For each issue, propose a specific solution and explain the trade-off.

D.4 ⭐⭐⭐ Security Audit

Perform a security review of the authentication and trading code presented in the chapter. Identify at least five security vulnerabilities or weaknesses. For each, describe the potential attack vector and propose a mitigation.

D.5 ⭐⭐⭐⭐ Scalability Bottleneck Analysis

Our trading service uses in-memory dictionaries (_order_books and _lmsr_instances) to store engine state. Analyze what happens in the following scenarios: 1. The server process restarts. 2. Multiple server instances run behind a load balancer. 3. A market has 10,000 active orders.

For each scenario, describe the problem and propose an architectural solution.


Part E: Research Problems (4 problems)

E.1 ⭐⭐ Alternative AMMs

Research the Constant Product Market Maker (CPMM) used by Uniswap and compare it to the LMSR. Write a one-page summary covering: - How the CPMM cost function works. - Why it requires a liquidity pool instead of a subsidy. - Advantages and disadvantages compared to LMSR for prediction markets. - Whether CPMM prices can be interpreted as probabilities.

E.2 ⭐⭐⭐ Real-World Platform Architectures

Research the technical architecture of one of the following platforms: Polymarket, Kalshi, or Metaculus.
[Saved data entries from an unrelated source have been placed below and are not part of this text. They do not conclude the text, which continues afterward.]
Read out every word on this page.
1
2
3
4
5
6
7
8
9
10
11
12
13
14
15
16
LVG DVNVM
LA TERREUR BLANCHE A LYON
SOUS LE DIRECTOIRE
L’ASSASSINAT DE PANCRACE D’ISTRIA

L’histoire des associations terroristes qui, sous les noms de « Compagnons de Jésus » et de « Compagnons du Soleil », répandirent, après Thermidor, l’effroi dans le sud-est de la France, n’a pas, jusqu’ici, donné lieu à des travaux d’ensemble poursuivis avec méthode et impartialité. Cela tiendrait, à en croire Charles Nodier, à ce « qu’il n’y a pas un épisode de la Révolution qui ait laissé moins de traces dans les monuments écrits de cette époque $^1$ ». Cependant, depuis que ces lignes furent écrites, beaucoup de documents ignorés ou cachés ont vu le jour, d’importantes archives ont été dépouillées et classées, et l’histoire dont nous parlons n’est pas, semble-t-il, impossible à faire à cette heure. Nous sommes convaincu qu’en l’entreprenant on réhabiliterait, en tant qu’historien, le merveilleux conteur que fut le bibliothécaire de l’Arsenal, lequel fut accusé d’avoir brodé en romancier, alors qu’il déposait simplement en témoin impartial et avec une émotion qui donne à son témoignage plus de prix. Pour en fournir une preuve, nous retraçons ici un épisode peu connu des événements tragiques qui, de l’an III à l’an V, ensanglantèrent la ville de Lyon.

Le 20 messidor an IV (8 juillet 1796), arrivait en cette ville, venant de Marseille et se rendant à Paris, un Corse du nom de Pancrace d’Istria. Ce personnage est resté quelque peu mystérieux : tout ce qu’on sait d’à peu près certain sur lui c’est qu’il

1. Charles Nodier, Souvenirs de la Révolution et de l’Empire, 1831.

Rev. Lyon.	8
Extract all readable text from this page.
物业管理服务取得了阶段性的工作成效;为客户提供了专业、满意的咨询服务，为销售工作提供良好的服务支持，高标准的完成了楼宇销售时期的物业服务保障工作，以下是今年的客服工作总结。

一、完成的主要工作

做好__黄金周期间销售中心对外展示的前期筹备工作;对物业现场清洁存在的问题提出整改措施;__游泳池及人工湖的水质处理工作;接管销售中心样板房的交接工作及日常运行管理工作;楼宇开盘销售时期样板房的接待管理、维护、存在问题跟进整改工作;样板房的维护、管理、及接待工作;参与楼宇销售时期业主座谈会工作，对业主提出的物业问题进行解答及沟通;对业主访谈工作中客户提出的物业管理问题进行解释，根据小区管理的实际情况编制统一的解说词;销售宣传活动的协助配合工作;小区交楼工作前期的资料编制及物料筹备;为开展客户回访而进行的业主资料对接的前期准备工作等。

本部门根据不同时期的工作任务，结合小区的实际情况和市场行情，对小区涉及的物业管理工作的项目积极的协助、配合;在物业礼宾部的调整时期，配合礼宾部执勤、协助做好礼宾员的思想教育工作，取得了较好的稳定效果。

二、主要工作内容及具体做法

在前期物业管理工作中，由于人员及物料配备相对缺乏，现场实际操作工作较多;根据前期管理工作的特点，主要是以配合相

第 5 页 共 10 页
Write a two-page analysis covering: - Their choice of pricing mechanism. - How they handle settlement and resolution. - Their technology stack (to the extent publicly known). - Key differences from our implementation and why those choices were made.

E.3 ⭐⭐⭐ Regulatory Considerations

Research the regulatory landscape for prediction markets in the United States as of 2025. Address: - Which agencies have jurisdiction (CFTC, SEC, state regulators). - The legal distinction between prediction markets and gambling. - How platforms like Kalshi obtained regulatory approval. - What technical requirements regulators impose (KYC, reporting, audit trails).

E.4 ⭐⭐⭐⭐ Sybil Resistance and Market Manipulation

Research techniques for preventing market manipulation on prediction market platforms. Focus on: - Sybil attacks (one person creating many accounts). - Wash trading (trading with yourself to inflate volume). - Information-based manipulation (placing large bets to mislead others).

For each attack type, describe a detection method and a prevention mechanism that could be implemented in our platform.